Mum came in, looked at me and said, ‘Oh, dear. Someone won’t want a banana smoothie this morning.’
And Valda laughed and said, ‘Rodney, I think Susannah would like sardines on her toast, please.’
‘We’ve all been there,’ said Laurence. ‘Everybody leave her alone.’ And his words were so unexpected that everybody did. (The Laurence shell is indeed open, or at least ajar; the weekend evidently wasn’t a complete failure.)
Rodney quietly brought me a glass of lemon barley water.
I am very pleased to be home. Even without reading nooks and gold curtains. No ghosts here. Even Eloise Driscoll is gone.
FRIDAY 21st APRIL
I talked to Ria today. ‘How are you?’ I asked and she said, ‘Tits deep in a new commission – the musical version of I Capture the Castle.
‘Oh my GOD. Tell me you’re not joking. How perfect.’
‘Come over and help. It’s killing me.’
‘I can hear Cassandra’s Midsummer’s Eve song already.’
‘Pack your bags. I’ll book the flight.’
‘You’d have to bring in some panpipes for the beautiful, enigmatic Topaz. I love her. And I love that you’re giving these characters a musical adaptation, they truly deserve it. Some don’t, you know – some characters.’
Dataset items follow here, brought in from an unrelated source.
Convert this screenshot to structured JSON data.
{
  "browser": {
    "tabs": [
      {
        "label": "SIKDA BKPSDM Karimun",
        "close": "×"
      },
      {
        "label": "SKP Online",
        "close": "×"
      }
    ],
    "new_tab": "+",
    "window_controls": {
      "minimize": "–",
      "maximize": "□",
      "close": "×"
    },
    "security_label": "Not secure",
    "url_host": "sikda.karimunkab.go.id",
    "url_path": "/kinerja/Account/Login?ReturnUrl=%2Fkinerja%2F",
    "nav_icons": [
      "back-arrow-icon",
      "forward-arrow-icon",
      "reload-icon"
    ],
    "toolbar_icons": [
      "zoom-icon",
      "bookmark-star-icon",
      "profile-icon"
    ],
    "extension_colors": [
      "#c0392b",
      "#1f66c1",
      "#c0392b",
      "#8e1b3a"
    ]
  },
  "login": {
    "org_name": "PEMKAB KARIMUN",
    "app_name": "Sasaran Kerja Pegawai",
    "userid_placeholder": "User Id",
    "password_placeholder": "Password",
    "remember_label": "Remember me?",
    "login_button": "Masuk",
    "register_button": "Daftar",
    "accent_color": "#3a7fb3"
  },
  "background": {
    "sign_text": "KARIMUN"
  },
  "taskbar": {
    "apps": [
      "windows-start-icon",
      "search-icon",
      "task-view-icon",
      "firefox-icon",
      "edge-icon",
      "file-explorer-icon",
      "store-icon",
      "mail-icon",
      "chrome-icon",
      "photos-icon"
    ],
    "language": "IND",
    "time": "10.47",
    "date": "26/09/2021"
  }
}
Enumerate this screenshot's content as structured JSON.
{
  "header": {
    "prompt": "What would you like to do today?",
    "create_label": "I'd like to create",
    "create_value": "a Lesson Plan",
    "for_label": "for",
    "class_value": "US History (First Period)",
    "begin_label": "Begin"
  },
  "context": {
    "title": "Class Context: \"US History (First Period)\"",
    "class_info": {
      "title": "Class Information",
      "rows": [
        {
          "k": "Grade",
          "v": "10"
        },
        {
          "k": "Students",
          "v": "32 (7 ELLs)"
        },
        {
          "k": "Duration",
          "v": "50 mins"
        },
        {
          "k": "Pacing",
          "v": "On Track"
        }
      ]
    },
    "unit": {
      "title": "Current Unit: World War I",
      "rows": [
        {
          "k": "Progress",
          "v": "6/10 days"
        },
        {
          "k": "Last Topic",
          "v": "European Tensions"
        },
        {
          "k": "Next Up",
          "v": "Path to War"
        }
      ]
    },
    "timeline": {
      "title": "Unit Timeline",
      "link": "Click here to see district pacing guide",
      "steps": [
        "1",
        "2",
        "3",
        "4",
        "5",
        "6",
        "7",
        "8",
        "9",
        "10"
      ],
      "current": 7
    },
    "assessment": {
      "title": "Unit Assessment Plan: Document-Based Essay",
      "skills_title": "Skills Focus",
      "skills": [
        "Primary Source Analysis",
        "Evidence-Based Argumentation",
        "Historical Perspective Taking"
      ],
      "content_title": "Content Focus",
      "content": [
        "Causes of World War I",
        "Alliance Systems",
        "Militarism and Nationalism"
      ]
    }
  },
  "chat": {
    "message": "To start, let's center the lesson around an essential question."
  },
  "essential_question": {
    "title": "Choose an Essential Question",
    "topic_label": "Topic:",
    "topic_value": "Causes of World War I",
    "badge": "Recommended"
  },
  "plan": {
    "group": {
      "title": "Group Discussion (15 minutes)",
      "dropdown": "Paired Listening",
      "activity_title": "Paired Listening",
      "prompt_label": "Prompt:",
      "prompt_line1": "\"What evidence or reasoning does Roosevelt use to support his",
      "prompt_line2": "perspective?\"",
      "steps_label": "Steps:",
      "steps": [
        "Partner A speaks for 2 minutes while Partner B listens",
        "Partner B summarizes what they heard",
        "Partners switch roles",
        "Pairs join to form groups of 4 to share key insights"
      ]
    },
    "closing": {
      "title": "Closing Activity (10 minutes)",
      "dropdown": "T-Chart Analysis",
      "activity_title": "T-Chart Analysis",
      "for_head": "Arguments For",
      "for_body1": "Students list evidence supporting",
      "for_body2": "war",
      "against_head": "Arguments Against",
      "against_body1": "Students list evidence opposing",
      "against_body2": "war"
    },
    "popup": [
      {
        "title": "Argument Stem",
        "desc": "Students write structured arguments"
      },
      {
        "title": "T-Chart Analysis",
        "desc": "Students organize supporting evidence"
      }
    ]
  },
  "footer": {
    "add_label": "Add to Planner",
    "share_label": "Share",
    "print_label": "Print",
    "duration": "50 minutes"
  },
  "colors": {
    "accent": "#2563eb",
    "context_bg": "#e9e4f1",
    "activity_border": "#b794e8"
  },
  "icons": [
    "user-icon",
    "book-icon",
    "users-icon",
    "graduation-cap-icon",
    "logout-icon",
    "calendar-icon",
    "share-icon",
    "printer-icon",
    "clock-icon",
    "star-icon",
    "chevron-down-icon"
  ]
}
‘I’m very serious, Helen. I’ll fetch you over myself if I have to. I haven’t slept properly for weeks, I need you. And you, your character needs a musical adaptation. Another one. Come on.’
‘Stop, Ria. Please …’
‘But just think,’ said Ria in an exaggerated English accent, ‘what Cassandra could do for you. She said it, didn’t she? If you make yourself write, you might find out what is wrong with you. We could do Jane Eyre too one day.’
‘Shut up, Gloria, or I’ll tell everyone your real name.’
To distract her, I told Ria all about the Brynkirra trip. About Fezzle and Thursey and elderly ghosts and Rodney and the painted albatross. She laughed her head off and said, ‘I bloody love Tasmania. This sort of shit doesn’t happen anywhere else in the world. Hilarious.’